FX Daily Strategy: Asia, Jun 24th
Dollar remains firm, testing or clearing various levels
Focus on position corrections, Fed re-pricing spillover, and equities
AUD CPI, IFO and US new home sales on the schedule
The dollar continues to rally across the board with most pairs either at or through important resistance levels. EUR/USD eventually took out support around 1.14 +/-, and if this holds, it can extend next to the 1.1355 Fibonacci retracement.

Similar USD/NOK, pressured additionally by the Iran unwind, is testing next up to the big highs around 9.8~
AUD/USD has made the break and is now accelerating for the next support at 0.69 and the March lows below that. NZD already at lows that threaten the full YTD retracement.
We discuss in the FX Outlook the broader backdrop to this, encompassing the current market Fed re-pricing, commodity position corrections, and other background forces (from El Nino to more noise in equities). We expect this broad trend to remain in place over coming weeks before fading later in the year, but with many cross-currents in play in terms of scale and timing of moves.

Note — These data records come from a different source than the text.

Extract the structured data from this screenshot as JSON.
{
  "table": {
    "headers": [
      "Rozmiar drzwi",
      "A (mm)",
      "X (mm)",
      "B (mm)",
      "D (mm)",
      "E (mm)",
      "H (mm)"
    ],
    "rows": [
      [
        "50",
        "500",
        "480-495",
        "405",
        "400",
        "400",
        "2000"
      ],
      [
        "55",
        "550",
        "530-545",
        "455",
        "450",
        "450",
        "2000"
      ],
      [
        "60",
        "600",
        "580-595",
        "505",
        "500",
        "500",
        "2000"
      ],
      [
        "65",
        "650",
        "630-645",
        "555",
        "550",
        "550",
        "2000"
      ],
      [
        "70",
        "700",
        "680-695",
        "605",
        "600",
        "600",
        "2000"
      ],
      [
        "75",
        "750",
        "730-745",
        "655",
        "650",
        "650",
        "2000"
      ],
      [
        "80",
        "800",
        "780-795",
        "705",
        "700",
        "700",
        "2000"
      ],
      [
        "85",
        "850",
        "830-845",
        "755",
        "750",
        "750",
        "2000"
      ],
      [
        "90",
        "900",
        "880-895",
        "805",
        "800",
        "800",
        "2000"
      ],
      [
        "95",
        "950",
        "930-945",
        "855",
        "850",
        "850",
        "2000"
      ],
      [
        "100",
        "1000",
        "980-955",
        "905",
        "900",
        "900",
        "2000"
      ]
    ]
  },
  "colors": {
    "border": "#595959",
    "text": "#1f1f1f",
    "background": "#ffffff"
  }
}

On the yen, some signs that cross driven action is at least just about dominating, if only stemming, USD/JPY so far amid the dollar driven action. It would likely need more impulsive setbacks in equities - after corrective activity and rotation kicked in yesterday but with so far limited spikes in volatility - for this to be gaining additional force. It does seem to be providing stronger capping action at the very least along with the ongoing background focus on intervention strategy going forward. USD/JPY needs to be back below 161 near-term to be looking flat/lower though.
As for Wednesday, Asia focus is on Australian CPI where the market looks for measures to tick up by 0.1pp. Market pricing currently hedges half way to a further hike but there are some big influences currently playing out that should carry more wiehgt than one inflation print unless its a huge surprise.
Germany has IFO business sentiment with some improvements expected on the back of geopolitical improvements.

In the US, we expect the Q1 current account deficit to rise to $208.8bn from $190.7bn in Q4 and a 2.9% rise in May new home sales to 640k.